Die COP21 markierte einen deutlichen Wendepunkt in der Agenda globaler Regierungen und Regulierungsbehörden in Richtung einer bewussten Kursänderung der Weltwirtschaft, um die Schwächsten zu schützen und das Leben der Allgemeinheit zu verbessern. Die Folgen sind für Unternehmen wie für Kapitalmärkte tiefgreifend. Die Unternehmen müssen sich auf das neue politische Paradigma einstellen, um im Zuge des Übergangs zu einer kohlenstoffarmen Wirtschaft wettbewerbsfähig zu bleiben.
Nur zwei Jahre nach der Unterzeichnung des Pariser Abkommens waren dem Vertrag, der deutlich früher als erwartet in Kraft trat, bereits 174 Länder, die 88% der weltweiten Emissionen repräsentieren, beigetreten. Die Regulierungssysteme haben das neue Paradigma bereits aufgegriffen, doch es bleibt noch viel zu tun. Das Tempo der Veränderung dürfte sich jedoch kaum verlangsamen. Was als unmöglich galt, ist unaufhaltsam geworden.
Dass es gelang, 195 Länder dazu zu bewegen, sich im Rahmen des Pariser Abkommens auf den Kampf gegen den Klimawandel zu einigen, markierte eine Wende in der Weltpolitik. Worin bestand die grösste Herausforderung für das Zustandekommen dieses Abkommens, und welches grosse Hindernis gilt es noch zu überwinden?

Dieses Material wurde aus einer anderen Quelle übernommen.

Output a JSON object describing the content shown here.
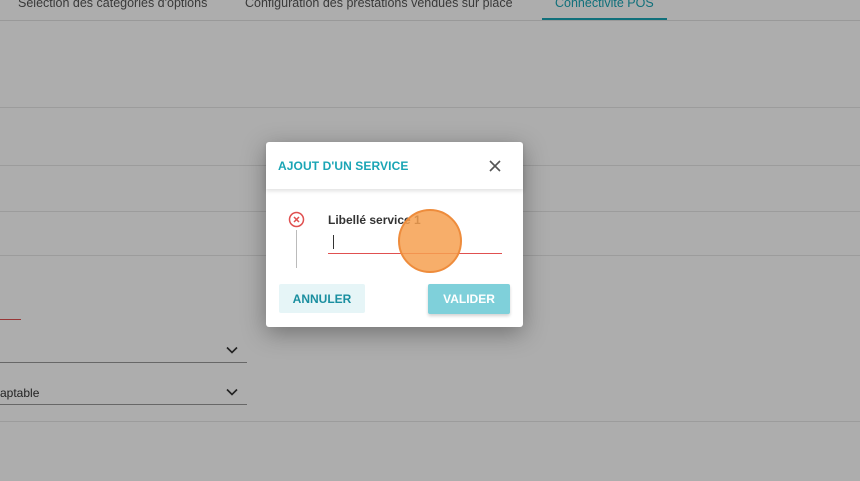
{
  "tabs": [
    {
      "label": "Sélection des catégories d'options"
    },
    {
      "label": "Configuration des prestations vendues sur place"
    },
    {
      "label": "Connectivité POS"
    }
  ],
  "background": {
    "select_1_value": "",
    "select_2_value": "aptable"
  },
  "dialog": {
    "title": "AJOUT D'UN SERVICE",
    "field_label": "Libellé service 1",
    "field_value": "",
    "cancel_label": "ANNULER",
    "validate_label": "VALIDER",
    "icons": {
      "close": "close-icon",
      "step_error": "error-circle-icon",
      "chevron": "chevron-down-icon"
    }
  },
  "colors": {
    "accent": "#1aa5b5",
    "error": "#e05050",
    "validate_bg": "#7fd0da",
    "cancel_bg": "#e6f5f7",
    "click_marker": "#f6a050"
  }
}
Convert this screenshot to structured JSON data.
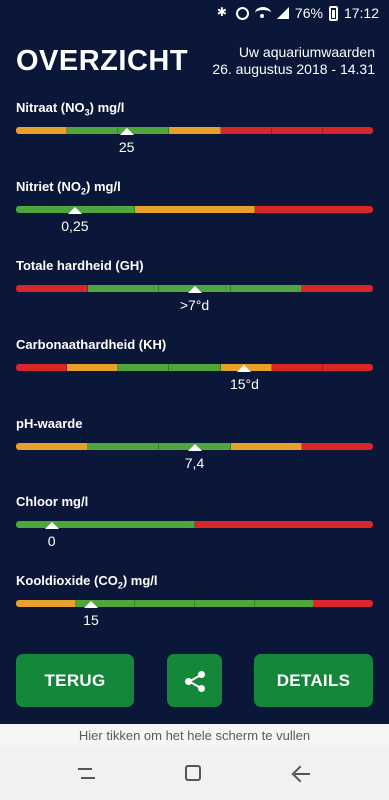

Die grösste Herausforderung bestand darin, die althergebrachte Denkweise, die Bekämpfung des Klimawandels sei nichts als eine Last, in die fortschrittlichere Erkenntnis umzumünzen, dass die Dekarbonisierung für uns tatsächlich ein beträchtlicher Vorteil ist. Die Verringerung des CO2-Ausstosses führt zu einer effizienteren Erzeugung, Verteilung und Nutzung von Elektrizität und damit letztendlich zu einer Senkung der Produktionskosten auf breiter Front. Sie bewirkt, dass die Luft insbesondere in Städten sauberer wird, und verbessert dadurch die öffentliche Gesundheit. Zudem sorgt sie für eine nachhaltigere Nutzung unserer Ackerflächen, indem sie zu einer Verbesserung der Ernteerträge und einer Erhöhung der Lebensmittelsicherheit führt.
Natürlich werden sich bestimmte herkömmliche Geschäftsmodelle auf der Verliererseite finden, das bedeutet jedoch nicht, dass Branchen, die auf diese Geschäftsmodelle setzen, zu den Verlierern zählen werden. Tatsächlich kann jeder von der Dekarbonisierung profitieren, vorausgesetzt der Umstieg auf Alternativen erfolgt früh genug, um Kollateralschäden zu vermeiden.
Die wichtigste verbleibende Herausforderung ist das Tempo. Es besteht kein Zweifel, dass die Dekarbonisierung der Weltwirtschaft im Gange ist. Sie ist nicht aufzuhalten und unumkehrbar. Noch nicht klar ist allerdings, wie schnell sie vonstattengehen wird. Die Marktkräfte geben zwar die Richtung vor, doch wir müssen jetzt dafür sorgen, dass die weltweiten Treibhausgasemissionen ab 2020 zu sinken beginnen. Das ist möglich, aber nur mit bewusster Anstrengung.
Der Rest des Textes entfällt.